Liam Neeson in “Marlowe.” Patrick Redmond/Briarcliff Entertainment

Not many contemporary actors would be able to stand toe to toe with the likes of Humphrey Bogart and Robert Mitchum, not to mention Elliott Gould – but Liam Neeson would seem to have as good a chance as any. Alas, Neeson’s portrayal of filmdom’s most famous private detective in the eponymous “Marlowe” doesn’t just fail to enter the pantheon, it misses it by a mile.

Not that Neeson is to blame. In this shockingly dull production, directed by Neil Jordan, equally promising elements never come together in a convincing or engrossing way: This is the kind of movie in which almost none of the actors seem to believe a word they’re saying, including “and” and “the.”

The one exception is Jessica Lange, who portrays a fading Hollywood movie star with captivating bite and seductive allure. She plays Dorothy Cavendish, whose daughter Clare (Diane Kruger) has hired Philip Marlowe to find her lover Nico. The inciting incident sends Marlowe on a familiar trail of clues and characters that should up the ante on suspense. Instead, even with the likes of Alan Cumming, Colm Meaney and Danny Huston on hand to deliver the Chandler-esque dialogue by way of screenwriter William Monahan, the whole enchilada deflates into a mess of pasty rice and beans. (“Marlowe” is based on the novel by John Banville, originally titled “The Black-Eyed Blonde.”)

Jessica Lange in “Marlowe.” Quim Vives/Briarcliff Entertainment

Jordan’s choice to cast Huston will strike some viewers as a clever callback to Huston’s father’s role in “Chinatown.” Others will be reminded of just how rarely modern-day attempts to revive the hard-boiled crime thriller succeed. In this case, “Marlowe” is stilted where it should be stylish, tiresome when it should be twisty, airless when it should be engrossing.

Jordan and his production team do a creditable job of taking advantage of Barcelona’s pristine period architecture and palm trees to evoke 1939 Los Angeles, even as they dutifully trot out noir tropes like rainy streets, neon lights, dope fiends, sexual perversion and corruption.

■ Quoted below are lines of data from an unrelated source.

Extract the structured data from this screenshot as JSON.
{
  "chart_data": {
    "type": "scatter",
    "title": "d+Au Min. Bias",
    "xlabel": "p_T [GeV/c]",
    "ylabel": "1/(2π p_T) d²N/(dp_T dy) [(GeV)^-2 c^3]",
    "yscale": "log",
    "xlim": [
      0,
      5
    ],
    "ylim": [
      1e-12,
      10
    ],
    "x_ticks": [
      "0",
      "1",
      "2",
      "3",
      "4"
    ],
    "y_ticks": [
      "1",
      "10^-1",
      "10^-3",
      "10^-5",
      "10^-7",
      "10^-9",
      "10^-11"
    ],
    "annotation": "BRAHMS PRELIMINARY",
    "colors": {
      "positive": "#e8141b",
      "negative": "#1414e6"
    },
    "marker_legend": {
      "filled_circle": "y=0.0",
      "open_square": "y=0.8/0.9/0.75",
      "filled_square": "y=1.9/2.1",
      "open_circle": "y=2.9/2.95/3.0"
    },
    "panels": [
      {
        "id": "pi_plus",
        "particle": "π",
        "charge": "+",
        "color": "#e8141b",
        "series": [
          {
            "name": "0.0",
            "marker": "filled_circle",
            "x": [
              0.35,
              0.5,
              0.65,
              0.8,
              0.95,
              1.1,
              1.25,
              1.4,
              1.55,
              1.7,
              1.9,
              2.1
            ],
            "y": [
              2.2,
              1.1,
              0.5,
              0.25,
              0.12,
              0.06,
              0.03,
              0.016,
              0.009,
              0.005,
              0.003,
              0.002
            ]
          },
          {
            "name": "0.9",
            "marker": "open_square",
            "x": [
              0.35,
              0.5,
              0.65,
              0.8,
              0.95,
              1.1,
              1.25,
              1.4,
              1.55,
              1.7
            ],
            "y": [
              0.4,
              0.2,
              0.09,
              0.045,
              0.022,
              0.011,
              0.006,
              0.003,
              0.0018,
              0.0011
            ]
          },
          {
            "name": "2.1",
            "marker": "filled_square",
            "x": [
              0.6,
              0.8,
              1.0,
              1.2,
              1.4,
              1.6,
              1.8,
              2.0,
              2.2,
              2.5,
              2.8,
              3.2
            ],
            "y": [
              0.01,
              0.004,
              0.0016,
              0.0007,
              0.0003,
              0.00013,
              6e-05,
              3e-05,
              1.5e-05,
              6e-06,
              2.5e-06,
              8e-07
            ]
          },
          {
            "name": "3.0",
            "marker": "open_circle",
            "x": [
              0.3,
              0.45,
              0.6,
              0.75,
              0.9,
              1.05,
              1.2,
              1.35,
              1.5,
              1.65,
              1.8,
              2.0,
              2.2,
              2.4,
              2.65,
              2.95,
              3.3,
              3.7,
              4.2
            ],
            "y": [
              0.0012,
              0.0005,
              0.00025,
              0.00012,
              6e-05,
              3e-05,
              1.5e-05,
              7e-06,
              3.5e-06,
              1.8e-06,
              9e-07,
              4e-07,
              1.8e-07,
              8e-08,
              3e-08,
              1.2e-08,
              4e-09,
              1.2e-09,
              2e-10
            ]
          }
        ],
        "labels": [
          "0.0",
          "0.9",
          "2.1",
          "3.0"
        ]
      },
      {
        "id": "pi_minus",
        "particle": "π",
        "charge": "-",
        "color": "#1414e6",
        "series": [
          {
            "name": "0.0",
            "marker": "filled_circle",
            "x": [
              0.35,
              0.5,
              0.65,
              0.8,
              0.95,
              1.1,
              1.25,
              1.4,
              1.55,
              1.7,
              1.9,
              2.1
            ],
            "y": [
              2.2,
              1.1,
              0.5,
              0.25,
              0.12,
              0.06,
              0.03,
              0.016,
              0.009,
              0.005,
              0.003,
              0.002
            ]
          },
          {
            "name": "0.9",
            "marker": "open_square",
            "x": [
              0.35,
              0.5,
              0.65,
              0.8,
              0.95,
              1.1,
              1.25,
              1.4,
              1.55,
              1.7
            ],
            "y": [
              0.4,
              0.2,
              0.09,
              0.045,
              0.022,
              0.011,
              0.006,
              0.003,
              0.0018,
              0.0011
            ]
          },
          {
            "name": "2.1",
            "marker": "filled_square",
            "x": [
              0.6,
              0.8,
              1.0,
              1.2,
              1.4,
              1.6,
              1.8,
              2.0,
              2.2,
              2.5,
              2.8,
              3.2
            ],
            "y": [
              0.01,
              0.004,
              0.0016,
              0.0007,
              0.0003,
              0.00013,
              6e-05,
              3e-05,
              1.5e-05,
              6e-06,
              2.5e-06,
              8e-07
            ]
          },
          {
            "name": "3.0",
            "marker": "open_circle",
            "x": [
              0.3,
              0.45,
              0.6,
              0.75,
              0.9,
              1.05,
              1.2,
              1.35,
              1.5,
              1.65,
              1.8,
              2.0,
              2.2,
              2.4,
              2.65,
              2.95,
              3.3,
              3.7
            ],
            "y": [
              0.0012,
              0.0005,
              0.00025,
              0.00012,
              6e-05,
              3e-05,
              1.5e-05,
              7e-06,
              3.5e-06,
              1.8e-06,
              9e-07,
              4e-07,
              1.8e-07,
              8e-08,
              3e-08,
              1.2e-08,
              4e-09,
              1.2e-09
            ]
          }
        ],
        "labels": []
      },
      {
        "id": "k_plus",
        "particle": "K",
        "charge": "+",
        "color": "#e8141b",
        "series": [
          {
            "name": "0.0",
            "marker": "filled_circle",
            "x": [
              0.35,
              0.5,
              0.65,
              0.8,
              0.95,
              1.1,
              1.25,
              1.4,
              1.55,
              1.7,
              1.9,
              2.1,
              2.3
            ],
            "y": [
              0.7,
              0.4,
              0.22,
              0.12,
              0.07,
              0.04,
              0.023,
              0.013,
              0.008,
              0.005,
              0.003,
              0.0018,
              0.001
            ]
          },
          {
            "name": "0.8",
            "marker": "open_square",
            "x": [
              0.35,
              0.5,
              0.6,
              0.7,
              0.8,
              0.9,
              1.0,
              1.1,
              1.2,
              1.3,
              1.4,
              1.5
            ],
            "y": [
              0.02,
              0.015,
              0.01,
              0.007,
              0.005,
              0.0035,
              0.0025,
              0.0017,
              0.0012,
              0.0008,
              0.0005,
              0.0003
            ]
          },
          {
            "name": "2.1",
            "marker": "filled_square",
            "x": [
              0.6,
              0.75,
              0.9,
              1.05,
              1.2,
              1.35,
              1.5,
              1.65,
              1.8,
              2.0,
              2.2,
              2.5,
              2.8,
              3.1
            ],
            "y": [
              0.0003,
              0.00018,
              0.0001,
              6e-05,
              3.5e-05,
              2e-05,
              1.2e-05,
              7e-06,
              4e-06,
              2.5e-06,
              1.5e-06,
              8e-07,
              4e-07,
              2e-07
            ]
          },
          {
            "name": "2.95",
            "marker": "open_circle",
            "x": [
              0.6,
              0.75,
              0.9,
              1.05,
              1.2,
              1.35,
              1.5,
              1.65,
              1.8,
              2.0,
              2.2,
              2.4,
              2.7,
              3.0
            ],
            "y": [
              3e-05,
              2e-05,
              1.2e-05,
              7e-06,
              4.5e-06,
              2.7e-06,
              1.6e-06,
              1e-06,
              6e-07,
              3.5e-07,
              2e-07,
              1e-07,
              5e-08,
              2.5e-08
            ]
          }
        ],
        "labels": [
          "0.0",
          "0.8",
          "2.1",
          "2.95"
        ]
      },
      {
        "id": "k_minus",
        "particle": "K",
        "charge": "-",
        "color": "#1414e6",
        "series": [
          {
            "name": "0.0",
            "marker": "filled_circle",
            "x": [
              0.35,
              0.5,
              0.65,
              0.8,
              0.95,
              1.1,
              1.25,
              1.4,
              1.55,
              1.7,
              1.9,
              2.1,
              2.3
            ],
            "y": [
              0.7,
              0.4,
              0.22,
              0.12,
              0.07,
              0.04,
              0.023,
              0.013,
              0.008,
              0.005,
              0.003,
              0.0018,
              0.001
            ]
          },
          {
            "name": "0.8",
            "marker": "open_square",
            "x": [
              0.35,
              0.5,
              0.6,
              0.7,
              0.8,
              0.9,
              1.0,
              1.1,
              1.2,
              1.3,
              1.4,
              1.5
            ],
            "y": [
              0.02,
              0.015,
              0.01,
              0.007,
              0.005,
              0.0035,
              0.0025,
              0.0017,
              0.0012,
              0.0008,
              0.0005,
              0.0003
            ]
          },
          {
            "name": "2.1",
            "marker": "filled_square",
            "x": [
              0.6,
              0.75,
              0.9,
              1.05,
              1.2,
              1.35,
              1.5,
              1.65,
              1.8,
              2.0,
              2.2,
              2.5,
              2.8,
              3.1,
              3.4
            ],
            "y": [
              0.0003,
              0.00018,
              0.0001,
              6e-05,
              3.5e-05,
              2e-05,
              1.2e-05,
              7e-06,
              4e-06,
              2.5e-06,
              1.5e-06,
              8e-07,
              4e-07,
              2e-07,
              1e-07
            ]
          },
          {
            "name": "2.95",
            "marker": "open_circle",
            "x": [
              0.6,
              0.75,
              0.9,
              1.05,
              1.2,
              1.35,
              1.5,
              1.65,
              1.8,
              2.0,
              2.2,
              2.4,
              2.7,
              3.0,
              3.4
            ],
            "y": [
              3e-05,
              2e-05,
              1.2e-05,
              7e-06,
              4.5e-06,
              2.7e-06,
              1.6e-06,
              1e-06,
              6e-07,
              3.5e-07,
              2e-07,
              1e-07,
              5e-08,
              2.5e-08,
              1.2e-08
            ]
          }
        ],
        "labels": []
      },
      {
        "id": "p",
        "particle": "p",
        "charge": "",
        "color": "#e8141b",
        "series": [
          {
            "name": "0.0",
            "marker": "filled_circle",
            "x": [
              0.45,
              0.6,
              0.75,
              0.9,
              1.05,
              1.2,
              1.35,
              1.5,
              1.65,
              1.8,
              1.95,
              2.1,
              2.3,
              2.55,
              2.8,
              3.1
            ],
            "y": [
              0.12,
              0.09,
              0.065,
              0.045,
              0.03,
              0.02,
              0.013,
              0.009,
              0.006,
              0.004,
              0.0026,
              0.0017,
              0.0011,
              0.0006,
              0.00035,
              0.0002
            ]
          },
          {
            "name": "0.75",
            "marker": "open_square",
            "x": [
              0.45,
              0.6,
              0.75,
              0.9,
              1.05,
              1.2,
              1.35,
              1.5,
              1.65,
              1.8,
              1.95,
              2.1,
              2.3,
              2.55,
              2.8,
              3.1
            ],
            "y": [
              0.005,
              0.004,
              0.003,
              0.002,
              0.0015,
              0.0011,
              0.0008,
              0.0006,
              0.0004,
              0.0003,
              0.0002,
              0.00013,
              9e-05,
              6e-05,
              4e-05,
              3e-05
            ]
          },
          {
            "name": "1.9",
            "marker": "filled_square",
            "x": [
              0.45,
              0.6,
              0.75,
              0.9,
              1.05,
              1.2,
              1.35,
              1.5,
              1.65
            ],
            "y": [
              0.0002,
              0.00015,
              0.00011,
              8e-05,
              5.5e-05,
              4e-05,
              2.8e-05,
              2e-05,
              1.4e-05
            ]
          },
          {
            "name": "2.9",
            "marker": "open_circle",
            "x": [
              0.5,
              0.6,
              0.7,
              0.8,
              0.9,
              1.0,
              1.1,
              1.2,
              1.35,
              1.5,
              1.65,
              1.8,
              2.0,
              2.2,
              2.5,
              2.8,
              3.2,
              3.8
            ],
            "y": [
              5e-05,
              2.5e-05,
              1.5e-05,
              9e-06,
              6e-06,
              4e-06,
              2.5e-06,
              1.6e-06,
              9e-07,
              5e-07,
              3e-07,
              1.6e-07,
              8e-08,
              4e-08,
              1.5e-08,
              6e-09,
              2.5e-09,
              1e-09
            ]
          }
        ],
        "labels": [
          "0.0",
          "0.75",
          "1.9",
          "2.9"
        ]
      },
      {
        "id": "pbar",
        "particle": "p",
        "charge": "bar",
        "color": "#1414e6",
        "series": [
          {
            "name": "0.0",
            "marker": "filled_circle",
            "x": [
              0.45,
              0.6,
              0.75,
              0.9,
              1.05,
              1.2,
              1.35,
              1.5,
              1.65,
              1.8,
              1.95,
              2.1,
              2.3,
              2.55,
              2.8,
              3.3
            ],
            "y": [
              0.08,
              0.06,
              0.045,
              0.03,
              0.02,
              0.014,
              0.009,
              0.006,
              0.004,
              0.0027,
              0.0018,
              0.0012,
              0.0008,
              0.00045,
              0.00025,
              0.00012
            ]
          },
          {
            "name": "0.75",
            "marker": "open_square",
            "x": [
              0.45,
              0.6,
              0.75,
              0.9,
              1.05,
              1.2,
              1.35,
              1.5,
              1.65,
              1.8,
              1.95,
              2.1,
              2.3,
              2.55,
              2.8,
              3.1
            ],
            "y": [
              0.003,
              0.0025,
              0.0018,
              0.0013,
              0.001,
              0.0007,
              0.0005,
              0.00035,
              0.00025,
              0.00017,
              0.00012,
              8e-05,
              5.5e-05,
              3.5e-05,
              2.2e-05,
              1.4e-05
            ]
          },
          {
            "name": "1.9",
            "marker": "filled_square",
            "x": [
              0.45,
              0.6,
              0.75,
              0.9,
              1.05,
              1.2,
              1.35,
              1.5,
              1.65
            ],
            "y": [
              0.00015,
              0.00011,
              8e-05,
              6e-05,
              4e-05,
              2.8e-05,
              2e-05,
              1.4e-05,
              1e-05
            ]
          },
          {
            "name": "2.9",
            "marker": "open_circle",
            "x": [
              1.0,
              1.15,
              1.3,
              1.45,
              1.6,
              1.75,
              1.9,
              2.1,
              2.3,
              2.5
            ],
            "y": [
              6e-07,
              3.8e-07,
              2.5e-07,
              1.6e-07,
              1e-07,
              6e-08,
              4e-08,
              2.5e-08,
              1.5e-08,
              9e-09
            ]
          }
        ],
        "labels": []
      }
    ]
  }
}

Like most exercises in the genre, “Marlowe” comes down to a series of talky two-handers, most of which are soporifically boring (even when one is played with a B-movie actress in makeup simulating a shot-out eye).

Less intriguingly convoluted than concussed into lifelessness, “Marlowe” is the cinematic equivalent of a word salad: It parrots all the right lines while striking all the right poses, without saying much of anything at all.